De solidariteitsbijdrage is eveneens verschuldigd ingeval het voertuig ter beschikking wordt gesteld voor het collectief vervoer van werknemers.
Hierop wordt enkel een uitzondering gemaakt onder volgende 2 voorwaarden:

- het gaat om een systeem van vervoer van werknemers overeengekomen onder sociale partners waarin gebruik wordt gemaakt van een voertuig behorend tot de categorie N1 binnen welk, naast de chauffeur, minstens 2 andere werknemers van de onderneming aanwezig zijn gedurende minstens 80% van het afgelegde traject van en naar de woonplaats van de chauffeur.
- de werkgever bewijst dat er geen ander privé-gebruik wordt gemaakt van het voertuig. 3. Weerlegbaar vermoeden van privé-gebruik

Op grond van een wettelijk vermoeden wordt ieder voertuig, dat op naam van de werkgever is ingeschreven of dat het voorwerp uitmaakt van een huur- of leasingcontract of van gelijk welk ander gebruikscontract, verondersteld ter beschikking van de werknemer te zijn gesteld voor andere dan louter beroepsdoeleinden. Dit betekent dat elk door de werkgever ter beschikking gesteld voertuig dat voor privé-doeleinden kan worden gebruikt, vermoed wordt door de werknemer effectief voor privé-doeleinden te worden gebruikt waardoor de solidariteitsbijdrage verschuldigd is.

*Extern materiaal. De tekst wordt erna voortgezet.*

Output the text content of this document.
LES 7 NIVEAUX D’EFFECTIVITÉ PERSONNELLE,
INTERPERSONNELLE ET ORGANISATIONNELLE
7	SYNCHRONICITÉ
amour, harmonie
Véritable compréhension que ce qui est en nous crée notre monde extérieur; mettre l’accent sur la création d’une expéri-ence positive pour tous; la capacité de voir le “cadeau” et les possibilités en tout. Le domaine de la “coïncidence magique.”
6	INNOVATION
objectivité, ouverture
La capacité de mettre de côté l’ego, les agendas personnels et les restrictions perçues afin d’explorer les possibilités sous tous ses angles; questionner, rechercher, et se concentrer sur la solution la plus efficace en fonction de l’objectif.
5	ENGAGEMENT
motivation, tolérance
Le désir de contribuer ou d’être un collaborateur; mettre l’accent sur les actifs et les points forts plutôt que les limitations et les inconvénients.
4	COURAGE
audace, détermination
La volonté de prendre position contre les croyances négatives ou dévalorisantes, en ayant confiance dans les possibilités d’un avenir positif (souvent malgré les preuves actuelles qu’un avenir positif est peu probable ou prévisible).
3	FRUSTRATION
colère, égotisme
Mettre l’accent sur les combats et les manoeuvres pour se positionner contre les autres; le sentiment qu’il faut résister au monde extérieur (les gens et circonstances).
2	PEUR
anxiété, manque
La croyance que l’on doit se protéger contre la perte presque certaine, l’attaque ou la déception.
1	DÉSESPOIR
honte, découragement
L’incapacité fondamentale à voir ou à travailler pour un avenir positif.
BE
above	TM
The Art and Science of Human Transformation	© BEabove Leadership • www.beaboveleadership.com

Dit wettelijk vermoeden is evenwel weerlegbaar: de werkgever kan dit vermoeden van privé-gebruik weerleggen door het bewijs te leveren dat het voertuig door de werknemer uitsluitend beroepsmatig gebruikt wordt. Alsdan is op het bedrijfsvoertuig de solidariteitsbijdrage niet verschuldigd. De werkgever kan met het vermoeden van privé-gebruik weerleggen door aan te tonen dat: - ofwel het voertuig voor andere dan loutere beroepsdoeleinden uitsluitend wordt gebruikt door een persoon die niet valt onder het toepassingsgebied van de sociale zekerheid voor werknemers.
Dit is bij voorbeeld het geval indien het bestuur het voertuig uitsluitend ter beschikking stelt van een politieke mandataris.
- ofwel het voertuig door de werknemer enkel voor professionele doeleinden wordt gebruikt en er dus geen enkel privé-gebruik van gemaakt wordt.

4. Berekeningswijze

De maandelijkse forfaitaire solidariteitsbijdrage, die overigens niet minder mag bedragen dan 20,83 euro, wordt als volgt vastgesteld: - voor voertuigen die een elektrische aandrijving hebben: het minimumbedrag van 20,83 euro;
- voor LPG-voertuigen: [(Y × 9 euro) – 990] / 12;
- voor benzinevoertuigen: [(Y x 9 euro) – 768] / 12;
- voor dieselvoertuigen: [(Y x 9 euro) – 600] / 12.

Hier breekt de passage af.